Mathematics Question and Solution
Calculating x, the side length of the square ABCD.
3² = x²+4²-2*4xcosy
9 = x²+16-8xcosy
8xcosy = x²+7
cosy = (x²+7)/(8x) --- (1).
5² = x²+4²-2*x*4cos(90-y)
25 = x²+16-8xcos(90-y)
8x(cos90cosy-sin90siny) = x²-9
-8xsiny = x²-9
8xsiny = 9-x²
siny = (9-x²)/(8x) --- (2).
At (2).
(9-x²) is opposite.
(8x) is hypotenuse.
Calculating adjacent.

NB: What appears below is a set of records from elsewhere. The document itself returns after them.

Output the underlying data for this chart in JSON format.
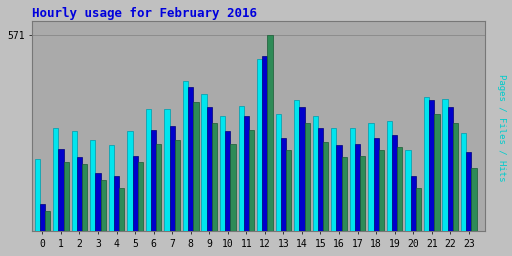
{
  "title": "Hourly usage for February 2016",
  "title_color": "#0000dd",
  "hours": [
    0,
    1,
    2,
    3,
    4,
    5,
    6,
    7,
    8,
    9,
    10,
    11,
    12,
    13,
    14,
    15,
    16,
    17,
    18,
    19,
    20,
    21,
    22,
    23
  ],
  "max_label": "571",
  "max_value": 571,
  "pages": [
    60,
    200,
    195,
    150,
    125,
    200,
    255,
    265,
    375,
    315,
    255,
    295,
    571,
    235,
    315,
    260,
    215,
    220,
    235,
    245,
    125,
    340,
    315,
    185
  ],
  "files": [
    80,
    240,
    215,
    170,
    160,
    220,
    295,
    305,
    420,
    360,
    290,
    335,
    510,
    270,
    360,
    300,
    250,
    255,
    270,
    280,
    160,
    380,
    360,
    230
  ],
  "hits": [
    210,
    300,
    290,
    265,
    250,
    290,
    355,
    355,
    435,
    400,
    335,
    365,
    500,
    340,
    380,
    335,
    300,
    300,
    315,
    320,
    235,
    390,
    385,
    285
  ],
  "pages_color": "#2e8b57",
  "files_color": "#0000cc",
  "hits_color": "#00e5ee",
  "pages_edge": "#1a5c35",
  "files_edge": "#00007a",
  "hits_edge": "#009aaa",
  "bg_color": "#c0c0c0",
  "plot_bg": "#aaaaaa",
  "bar_width": 0.28,
  "ylim": [
    0,
    610
  ],
  "ylabel_text": "Pages / Files / Hits",
  "ylabel_color": "#00cccc"
}
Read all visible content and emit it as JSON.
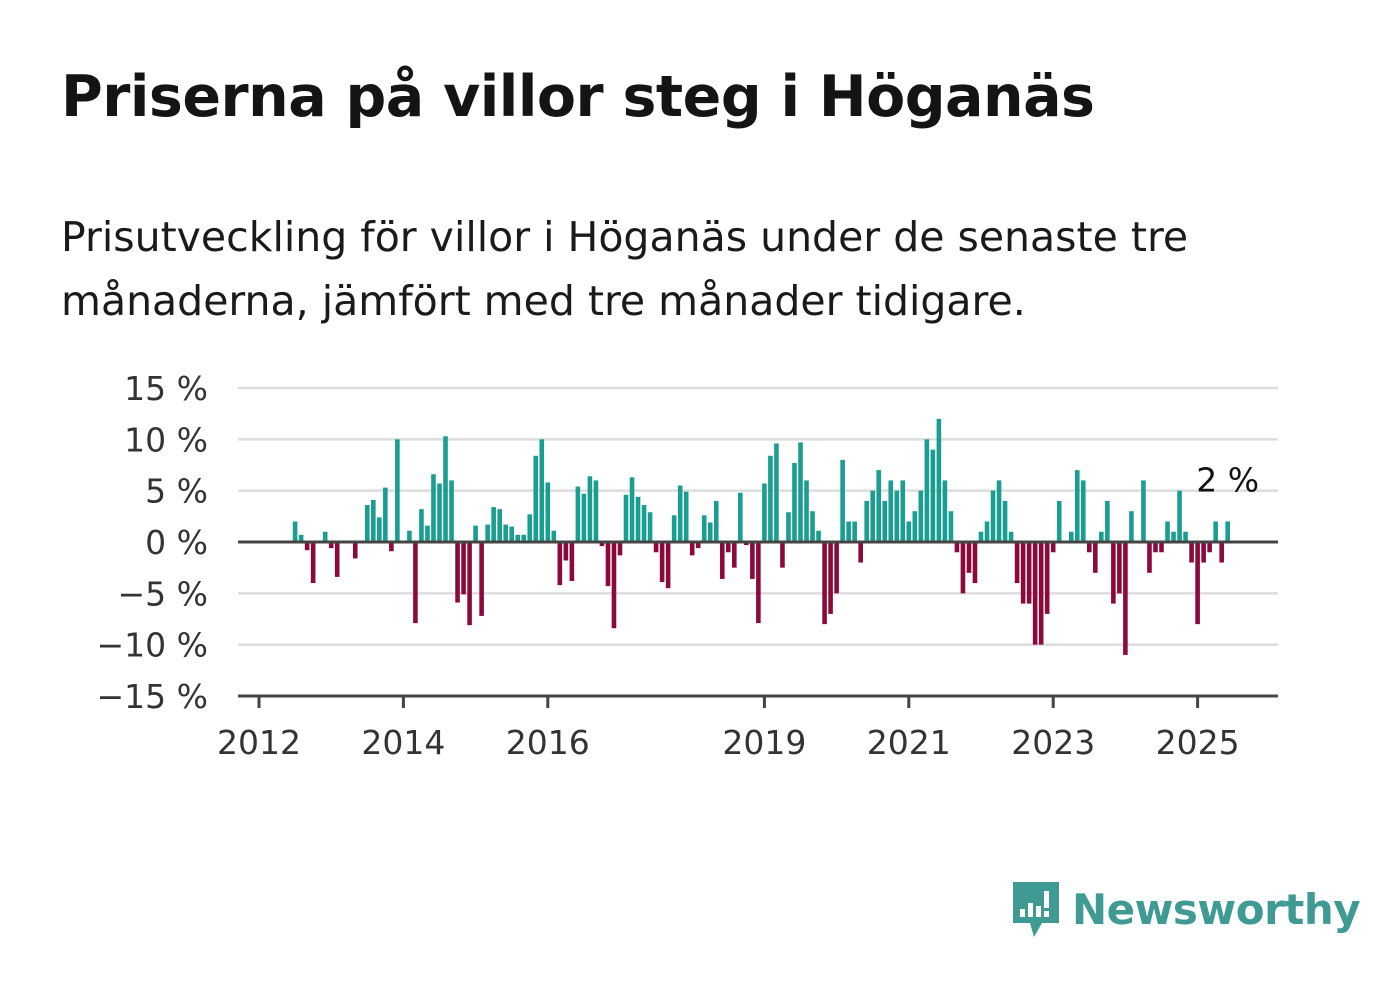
{
  "header": {
    "title": "Priserna på villor steg i Höganäs",
    "subtitle": "Prisutveckling för villor i Höganäs under de senaste tre månaderna, jämfört med tre månader tidigare."
  },
  "brand": {
    "name": "Newsworthy",
    "icon": "newsworthy-logo-icon",
    "color": "#3f9a93"
  },
  "colors": {
    "positive": "#1a9e91",
    "negative": "#8c0a3b",
    "grid": "#dddddd",
    "axis": "#444444"
  },
  "chart_data": {
    "type": "bar",
    "title": "Priserna på villor steg i Höganäs",
    "xlabel": "",
    "ylabel": "",
    "ylim": [
      -15,
      15
    ],
    "y_ticks": [
      15,
      10,
      5,
      0,
      -5,
      -10,
      -15
    ],
    "y_tick_labels": [
      "15 %",
      "10 %",
      "5 %",
      "0 %",
      "−5 %",
      "−10 %",
      "−15 %"
    ],
    "x_tick_labels": [
      "2012",
      "2014",
      "2016",
      "2019",
      "2021",
      "2023",
      "2025"
    ],
    "x_tick_years": [
      2012,
      2014,
      2016,
      2019,
      2021,
      2023,
      2025
    ],
    "x_range": [
      "2012-01",
      "2026-01"
    ],
    "grid": true,
    "annotation": {
      "text": "2 %",
      "target": "last"
    },
    "unit": "%",
    "series": [
      {
        "points": [
          {
            "x": "2012-07",
            "y": 2
          },
          {
            "x": "2012-08",
            "y": 0.7
          },
          {
            "x": "2012-09",
            "y": -0.8
          },
          {
            "x": "2012-10",
            "y": -4
          },
          {
            "x": "2012-12",
            "y": 1
          },
          {
            "x": "2013-01",
            "y": -0.6
          },
          {
            "x": "2013-02",
            "y": -3.4
          },
          {
            "x": "2013-05",
            "y": -1.6
          },
          {
            "x": "2013-07",
            "y": 3.6
          },
          {
            "x": "2013-08",
            "y": 4.1
          },
          {
            "x": "2013-09",
            "y": 2.4
          },
          {
            "x": "2013-10",
            "y": 5.3
          },
          {
            "x": "2013-11",
            "y": -0.9
          },
          {
            "x": "2013-12",
            "y": 10
          },
          {
            "x": "2014-02",
            "y": 1.1
          },
          {
            "x": "2014-03",
            "y": -7.9
          },
          {
            "x": "2014-04",
            "y": 3.2
          },
          {
            "x": "2014-05",
            "y": 1.6
          },
          {
            "x": "2014-06",
            "y": 6.6
          },
          {
            "x": "2014-07",
            "y": 5.7
          },
          {
            "x": "2014-08",
            "y": 10.3
          },
          {
            "x": "2014-09",
            "y": 6
          },
          {
            "x": "2014-10",
            "y": -5.9
          },
          {
            "x": "2014-11",
            "y": -5.1
          },
          {
            "x": "2014-12",
            "y": -8.1
          },
          {
            "x": "2015-01",
            "y": 1.6
          },
          {
            "x": "2015-02",
            "y": -7.2
          },
          {
            "x": "2015-03",
            "y": 1.7
          },
          {
            "x": "2015-04",
            "y": 3.4
          },
          {
            "x": "2015-05",
            "y": 3.2
          },
          {
            "x": "2015-06",
            "y": 1.7
          },
          {
            "x": "2015-07",
            "y": 1.5
          },
          {
            "x": "2015-08",
            "y": 0.7
          },
          {
            "x": "2015-09",
            "y": 0.7
          },
          {
            "x": "2015-10",
            "y": 2.7
          },
          {
            "x": "2015-11",
            "y": 8.4
          },
          {
            "x": "2015-12",
            "y": 10
          },
          {
            "x": "2016-01",
            "y": 5.8
          },
          {
            "x": "2016-02",
            "y": 1.1
          },
          {
            "x": "2016-03",
            "y": -4.2
          },
          {
            "x": "2016-04",
            "y": -1.8
          },
          {
            "x": "2016-05",
            "y": -3.8
          },
          {
            "x": "2016-06",
            "y": 5.4
          },
          {
            "x": "2016-07",
            "y": 4.7
          },
          {
            "x": "2016-08",
            "y": 6.4
          },
          {
            "x": "2016-09",
            "y": 6
          },
          {
            "x": "2016-10",
            "y": -0.4
          },
          {
            "x": "2016-11",
            "y": -4.3
          },
          {
            "x": "2016-12",
            "y": -8.4
          },
          {
            "x": "2017-01",
            "y": -1.3
          },
          {
            "x": "2017-02",
            "y": 4.6
          },
          {
            "x": "2017-03",
            "y": 6.3
          },
          {
            "x": "2017-04",
            "y": 4.4
          },
          {
            "x": "2017-05",
            "y": 3.6
          },
          {
            "x": "2017-06",
            "y": 2.9
          },
          {
            "x": "2017-07",
            "y": -1
          },
          {
            "x": "2017-08",
            "y": -3.9
          },
          {
            "x": "2017-09",
            "y": -4.5
          },
          {
            "x": "2017-10",
            "y": 2.6
          },
          {
            "x": "2017-11",
            "y": 5.5
          },
          {
            "x": "2017-12",
            "y": 4.9
          },
          {
            "x": "2018-01",
            "y": -1.3
          },
          {
            "x": "2018-02",
            "y": -0.6
          },
          {
            "x": "2018-03",
            "y": 2.6
          },
          {
            "x": "2018-04",
            "y": 1.9
          },
          {
            "x": "2018-05",
            "y": 4
          },
          {
            "x": "2018-06",
            "y": -3.6
          },
          {
            "x": "2018-07",
            "y": -1
          },
          {
            "x": "2018-08",
            "y": -2.5
          },
          {
            "x": "2018-09",
            "y": 4.8
          },
          {
            "x": "2018-10",
            "y": -0.3
          },
          {
            "x": "2018-11",
            "y": -3.6
          },
          {
            "x": "2018-12",
            "y": -7.9
          },
          {
            "x": "2019-01",
            "y": 5.7
          },
          {
            "x": "2019-02",
            "y": 8.4
          },
          {
            "x": "2019-03",
            "y": 9.6
          },
          {
            "x": "2019-04",
            "y": -2.5
          },
          {
            "x": "2019-05",
            "y": 2.9
          },
          {
            "x": "2019-06",
            "y": 7.7
          },
          {
            "x": "2019-07",
            "y": 9.7
          },
          {
            "x": "2019-08",
            "y": 6
          },
          {
            "x": "2019-09",
            "y": 3
          },
          {
            "x": "2019-10",
            "y": 1.1
          },
          {
            "x": "2019-11",
            "y": -8
          },
          {
            "x": "2019-12",
            "y": -7
          },
          {
            "x": "2020-01",
            "y": -5
          },
          {
            "x": "2020-02",
            "y": 8
          },
          {
            "x": "2020-03",
            "y": 2
          },
          {
            "x": "2020-04",
            "y": 2
          },
          {
            "x": "2020-05",
            "y": -2
          },
          {
            "x": "2020-06",
            "y": 4
          },
          {
            "x": "2020-07",
            "y": 5
          },
          {
            "x": "2020-08",
            "y": 7
          },
          {
            "x": "2020-09",
            "y": 4
          },
          {
            "x": "2020-10",
            "y": 6
          },
          {
            "x": "2020-11",
            "y": 5
          },
          {
            "x": "2020-12",
            "y": 6
          },
          {
            "x": "2021-01",
            "y": 2
          },
          {
            "x": "2021-02",
            "y": 3
          },
          {
            "x": "2021-03",
            "y": 5
          },
          {
            "x": "2021-04",
            "y": 10
          },
          {
            "x": "2021-05",
            "y": 9
          },
          {
            "x": "2021-06",
            "y": 12
          },
          {
            "x": "2021-07",
            "y": 6
          },
          {
            "x": "2021-08",
            "y": 3
          },
          {
            "x": "2021-09",
            "y": -1
          },
          {
            "x": "2021-10",
            "y": -5
          },
          {
            "x": "2021-11",
            "y": -3
          },
          {
            "x": "2021-12",
            "y": -4
          },
          {
            "x": "2022-01",
            "y": 1
          },
          {
            "x": "2022-02",
            "y": 2
          },
          {
            "x": "2022-03",
            "y": 5
          },
          {
            "x": "2022-04",
            "y": 6
          },
          {
            "x": "2022-05",
            "y": 4
          },
          {
            "x": "2022-06",
            "y": 1
          },
          {
            "x": "2022-07",
            "y": -4
          },
          {
            "x": "2022-08",
            "y": -6
          },
          {
            "x": "2022-09",
            "y": -6
          },
          {
            "x": "2022-10",
            "y": -10
          },
          {
            "x": "2022-11",
            "y": -10
          },
          {
            "x": "2022-12",
            "y": -7
          },
          {
            "x": "2023-01",
            "y": -1
          },
          {
            "x": "2023-02",
            "y": 4
          },
          {
            "x": "2023-04",
            "y": 1
          },
          {
            "x": "2023-05",
            "y": 7
          },
          {
            "x": "2023-06",
            "y": 6
          },
          {
            "x": "2023-07",
            "y": -1
          },
          {
            "x": "2023-08",
            "y": -3
          },
          {
            "x": "2023-09",
            "y": 1
          },
          {
            "x": "2023-10",
            "y": 4
          },
          {
            "x": "2023-11",
            "y": -6
          },
          {
            "x": "2023-12",
            "y": -5
          },
          {
            "x": "2024-01",
            "y": -11
          },
          {
            "x": "2024-02",
            "y": 3
          },
          {
            "x": "2024-04",
            "y": 6
          },
          {
            "x": "2024-05",
            "y": -3
          },
          {
            "x": "2024-06",
            "y": -1
          },
          {
            "x": "2024-07",
            "y": -1
          },
          {
            "x": "2024-08",
            "y": 2
          },
          {
            "x": "2024-09",
            "y": 1
          },
          {
            "x": "2024-10",
            "y": 5
          },
          {
            "x": "2024-11",
            "y": 1
          },
          {
            "x": "2024-12",
            "y": -2
          },
          {
            "x": "2025-01",
            "y": -8
          },
          {
            "x": "2025-02",
            "y": -2
          },
          {
            "x": "2025-03",
            "y": -1
          },
          {
            "x": "2025-04",
            "y": 2
          },
          {
            "x": "2025-05",
            "y": -2
          },
          {
            "x": "2025-06",
            "y": 2
          }
        ]
      }
    ]
  }
}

Let it be a.
a²+(9-x²)² = (8x)²
a² = 64x²-(81-18x²+x⁴)
a² = 64x²-81+18x²-x⁴
a = √(82x²-81-x⁴) units.
Again, a is adjacent.
It implies;
cosy = √(82x²-81-x⁴)/(8x) --- (3).
Equating (1) and (3).
(x²+7)/(8x) = √(82x²-81-x⁴)/(8x)
(x²+7)² = 82x²-81-x⁴
x⁴+14x²+49 = 82x²-81-x⁴
2x⁴-68x²+130 = 0
x⁴-34x²+65 = 0
(x²-17)² = -65+(-17)²
(x²-17)² = 224
x² = 17±√(224)
x² = 17±4√(14)
It implies;
x ≠ √(17-4√(14)) units.
x = √(17+4√(14)) units.
x = 5.65390392093 units.
x is the side length of the square ABCD.